Raphaël se tournait et se retournait dans son lit, impossible de se rendormir. Il essaya de se rappeler son dernier rêve. Les autres s’étaient déjà évaporés ! Qu’est-ce qui avait bien pu l’agiter à ce point ? Ah oui, il était en classe et s’apprêtait à sortir sa trousse et sa règle, comme chaque matin, quand ses doigts avaient effleuré quelque chose d’étrange. Comme si un animal s’était glissé dans son cartable… Un frisson lui avait parcouru la colonne vertébrale et il s’était mis à hurler, provoquant la colère de Monsieur Lesévère, son maître. On peut dire qu’il portait bien son nom celui-là ! C’est à ce moment précis qu’une claque monumentale avait retenti sur sa joue droite, en même temps que le claquement des volets. Était-ce la gifle ou le vacarme qui venait d’interrompre son rêve… ou plutôt son cauchemar ? Difficile de le savoir, mais comment retrouver le sommeil après ça ? Raphaël se frotta la joue où s’était imprimée une horrible sensation de brûlure. J’comprends pas comment ça peut faire aussi mal, on dirait que ma peau est en feu !

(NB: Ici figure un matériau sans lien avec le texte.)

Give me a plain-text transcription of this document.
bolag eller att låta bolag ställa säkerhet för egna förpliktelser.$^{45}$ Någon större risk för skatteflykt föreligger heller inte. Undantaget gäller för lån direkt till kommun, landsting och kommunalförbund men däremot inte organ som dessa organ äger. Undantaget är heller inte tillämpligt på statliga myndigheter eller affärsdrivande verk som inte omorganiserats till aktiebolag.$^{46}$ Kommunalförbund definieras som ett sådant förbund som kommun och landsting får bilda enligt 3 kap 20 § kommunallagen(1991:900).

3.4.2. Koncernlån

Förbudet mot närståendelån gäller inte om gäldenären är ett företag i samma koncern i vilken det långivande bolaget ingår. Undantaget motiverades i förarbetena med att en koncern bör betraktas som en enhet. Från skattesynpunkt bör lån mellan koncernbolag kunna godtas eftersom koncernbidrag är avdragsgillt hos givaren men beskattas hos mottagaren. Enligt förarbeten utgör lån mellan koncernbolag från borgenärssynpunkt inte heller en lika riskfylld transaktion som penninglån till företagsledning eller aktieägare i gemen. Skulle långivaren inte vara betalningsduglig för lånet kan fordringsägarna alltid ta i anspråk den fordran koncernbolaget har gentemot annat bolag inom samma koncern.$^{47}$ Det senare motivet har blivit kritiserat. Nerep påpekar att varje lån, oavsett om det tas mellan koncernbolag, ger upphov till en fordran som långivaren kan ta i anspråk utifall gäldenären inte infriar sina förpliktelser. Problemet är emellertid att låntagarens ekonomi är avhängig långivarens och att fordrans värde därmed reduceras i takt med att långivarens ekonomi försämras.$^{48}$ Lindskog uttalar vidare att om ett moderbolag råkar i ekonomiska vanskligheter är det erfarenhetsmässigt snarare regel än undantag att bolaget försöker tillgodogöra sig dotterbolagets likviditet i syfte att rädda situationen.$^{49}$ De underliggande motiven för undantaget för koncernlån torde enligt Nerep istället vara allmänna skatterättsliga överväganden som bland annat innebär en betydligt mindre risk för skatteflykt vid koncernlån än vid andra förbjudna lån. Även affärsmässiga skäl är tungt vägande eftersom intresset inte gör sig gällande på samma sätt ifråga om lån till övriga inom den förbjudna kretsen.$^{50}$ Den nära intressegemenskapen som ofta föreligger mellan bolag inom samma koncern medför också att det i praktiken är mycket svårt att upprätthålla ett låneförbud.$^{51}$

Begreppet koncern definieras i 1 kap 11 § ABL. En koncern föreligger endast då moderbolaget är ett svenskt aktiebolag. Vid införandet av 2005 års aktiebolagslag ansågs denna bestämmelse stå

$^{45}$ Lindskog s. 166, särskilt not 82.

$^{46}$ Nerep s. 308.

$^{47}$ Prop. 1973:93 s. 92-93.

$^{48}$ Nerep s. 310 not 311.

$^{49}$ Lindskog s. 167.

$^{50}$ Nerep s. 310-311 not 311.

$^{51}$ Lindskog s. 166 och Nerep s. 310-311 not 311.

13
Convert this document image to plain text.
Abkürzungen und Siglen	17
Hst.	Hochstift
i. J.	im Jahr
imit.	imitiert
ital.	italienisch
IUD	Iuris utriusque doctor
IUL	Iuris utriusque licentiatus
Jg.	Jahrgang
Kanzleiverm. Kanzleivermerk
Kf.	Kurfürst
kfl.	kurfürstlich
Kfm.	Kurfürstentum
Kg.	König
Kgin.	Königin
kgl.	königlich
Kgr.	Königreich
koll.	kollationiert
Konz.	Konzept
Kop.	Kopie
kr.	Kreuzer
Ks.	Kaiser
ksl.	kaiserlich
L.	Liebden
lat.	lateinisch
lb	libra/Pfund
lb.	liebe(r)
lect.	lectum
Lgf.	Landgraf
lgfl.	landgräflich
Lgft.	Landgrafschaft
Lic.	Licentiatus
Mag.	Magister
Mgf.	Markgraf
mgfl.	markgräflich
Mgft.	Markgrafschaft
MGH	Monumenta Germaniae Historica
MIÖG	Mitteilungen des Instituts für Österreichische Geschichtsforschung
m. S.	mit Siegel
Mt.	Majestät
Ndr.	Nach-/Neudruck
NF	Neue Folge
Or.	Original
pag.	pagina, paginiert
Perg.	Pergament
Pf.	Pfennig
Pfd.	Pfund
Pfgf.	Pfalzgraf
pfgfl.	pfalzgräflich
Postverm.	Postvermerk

Un coup d’œil au réveil lui indiqua qu’il était quatre heures. Pas moyen de se lever sans réveiller ses parents avec le parquet qui grinçait. Il décida donc de réviser ses leçons, il avait déjà mal au ventre en pensant au contrôle qui l’attendait à l’école aujourd’hui… Sans parler de la récitation à « interpréter devant la classe », pour reprendre les mots de Monsieur Lesévère. Faire vivre un texte avec le talent d’un acteur, c’était au-dessus des forces de Raphaël, élève plutôt timide, et manquant de confiance en lui. Léna, sa meilleure copine, dotée d’un talent théâtral inné, avait beau lui dire que c’était drôle et qu’il ne risquait rien, sa voix devenait inaudible au moment de réciter. Pire, la récitation s’effaçait de sa mémoire ! Et pour couronner le tout, le maître l’accusait de ne jamais apprendre ses récitations. À chaque fois, le garçon se tapait la honte devant tout le monde.
— Que vas-tu devenir en 6ème l’an prochain ? Tes professeurs n’auront pas ma patience, je peux te l’affirmer ! Quand te mettras-tu au travail, Raphaël Duchemin ? Il s’agit de faire travailler ta mémoire, ce n’est quand même pas sorcier ! Je dois dire que « du chemin », il t’en reste à parcourir, Duchemin ! hurlait le maître, fier de son méchant jeu de mots.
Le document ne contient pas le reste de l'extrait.